There is a feeling that we all get from time to time.  It starts out small, from deep within.  Then it grows and grows until it is satiated. It is thirst. Thirst for life, for adventure, for love, a sense of knowing and feeling that were are alive. A sense of knowing that we are fully experiencing life. It is breaking out of the lonely  or isolation and turning to your dreams, with your feet still on the ground. It is thirst for knowledge as well.

There is a wanderlust to see new places, experience new things, make new memories. Fresh air from fresh perspectives.  Why do we go through phases of thirst?  Maybe after a long, hard time, we need to break out.  Maybe after feeling responsible for too much for too long. Or maybe just a simple need to feed curiosity and to learn new things. A thirst to mix in a bit of adventure into the every day. Take pictures of the strange pleases visited and have stories to tell around the hearth of a happy home.

I have always said that we must always be curious about life and the world around us. And that curiosity has created a deep thirst inside of me. I want to go and see and do and be.  I want to break out of all that has passed and celebrate life at full force.  Tired of waiting, patience has not always been my strong point, especially when I know what I want.

And that is perhaps one of the most difficult things for me, at this moment. To be ready and thirsty, but have to wait. Even just a little while longer. Trips are being planned, adventures to enjoy that will mark the start of a new phase of this life. Leaving all the old, tattered and torn behind, to step into and embrace what moving forward is all about.
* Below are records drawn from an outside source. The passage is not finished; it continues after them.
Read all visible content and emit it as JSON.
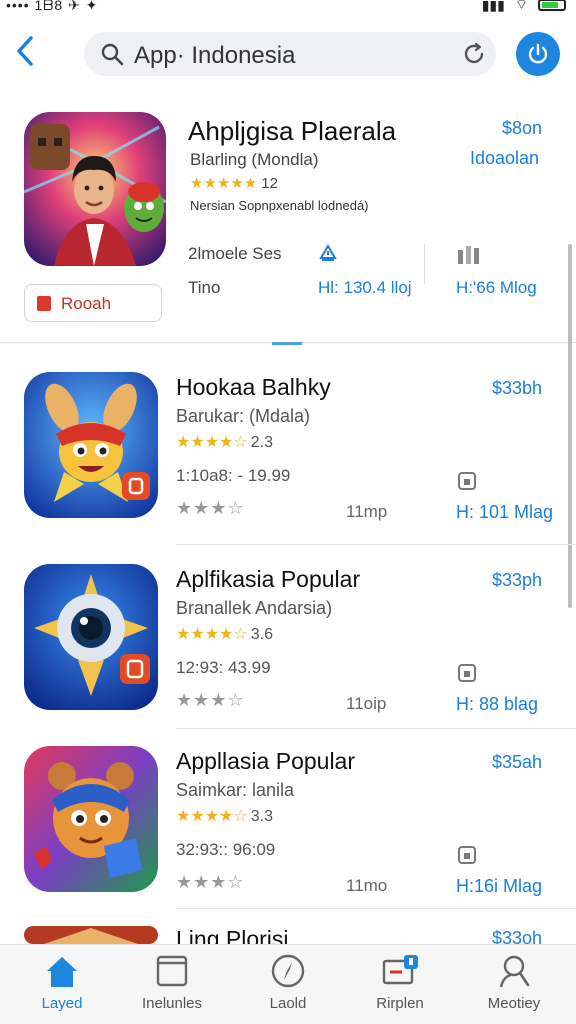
{
  "status_bar": {
    "left_text": "•••• 1ᗷ8 ✈ ✦",
    "battery_level": 0.6
  },
  "search": {
    "query": "App· Indonesia"
  },
  "featured": {
    "title": "Ahpljgisa Plaerala",
    "developer": "Blarling (Mondla)",
    "stars": "★★★★★",
    "rating": "12",
    "description": "Nersian Sopnpxenabl lodnedá)",
    "price": "$8on",
    "get_label": "Idoaolan",
    "meta_label1": "2lmoele Ses",
    "meta_label2": "Tino",
    "meta_value1": "Hl: 130.4 lloj",
    "meta_value2": "H:'66 Mlog",
    "button_label": "Rooah"
  },
  "apps": [
    {
      "name": "Hookaa Balhky",
      "developer": "Barukar: (Mdala)",
      "stars": "★★★★☆",
      "rating": "2.3",
      "size": "1:10a8: - 19.99",
      "secondary_stars": "★★★☆",
      "extra": "11mp",
      "price": "$33bh",
      "get_label": "H: 101 Mlag"
    },
    {
      "name": "Aplfikasia Popular",
      "developer": "Branallek Andarsia)",
      "stars": "★★★★☆",
      "rating": "3.6",
      "size": "12:93: 43.99",
      "secondary_stars": "★★★☆",
      "extra": "11oip",
      "price": "$33ph",
      "get_label": "H: 88 blag"
    },
    {
      "name": "Appllasia Popular",
      "developer": "Saimkar: lanila",
      "stars": "★★★★☆",
      "rating": "3.3",
      "size": "32:93:: 96:09",
      "secondary_stars": "★★★☆",
      "extra": "11mo",
      "price": "$35ah",
      "get_label": "H:16i Mlag"
    },
    {
      "name": "Ling Plorisi",
      "price": "$33oh"
    }
  ],
  "tabs": [
    {
      "label": "Layed",
      "icon": "home-icon",
      "active": true
    },
    {
      "label": "Inelunles",
      "icon": "apps-icon",
      "active": false
    },
    {
      "label": "Laold",
      "icon": "compass-icon",
      "active": false
    },
    {
      "label": "Rirplen",
      "icon": "updates-icon",
      "active": false
    },
    {
      "label": "Meotiey",
      "icon": "search-icon",
      "active": false
    }
  ],
  "colors": {
    "accent": "#1a7fe0",
    "star": "#f2b21c",
    "cta_red": "#c73323"
  }
}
But that does not always mean you must go far and away. And so closer to home there is learning the Tango, and going to new places to eat when meeting old friends. It is something to celebrate because the thirst also marks something else – the return of my curiosity, and the energy to follow it. The adrenaline junkie within me, sitting on my shoulder now, whispering in my ear.

But it is a thirst for more than adventure and excitement.  It is a thirst for a fulfilling life. It is a thirst to do better and be better in every way.  To work hard, play hard, and rest heard. To laugh as much as possible because there have been more tears shed than are even in the ocean. It is the thirst for balance. It is the search for deep love, acceptance, friendships, understanding, compassion and empathy. It is the thirst for the beauty and humanity in life. It is the thirst for enjoying the perfect small moments as well as having your breath taken away by what you never thought existed.

So here I am and here I go, drinking in every delicious moment of life, down to the last drop. The Fall air will (eventually) bring cooler temperatures, perfect for talking on outside patios and decks. My home finally settled, life is getting good. Thirsty for more, looking forward to a big tall glass, maybe even a pitcher, of all the future holds.

Life is short. Stay thirsty my friends.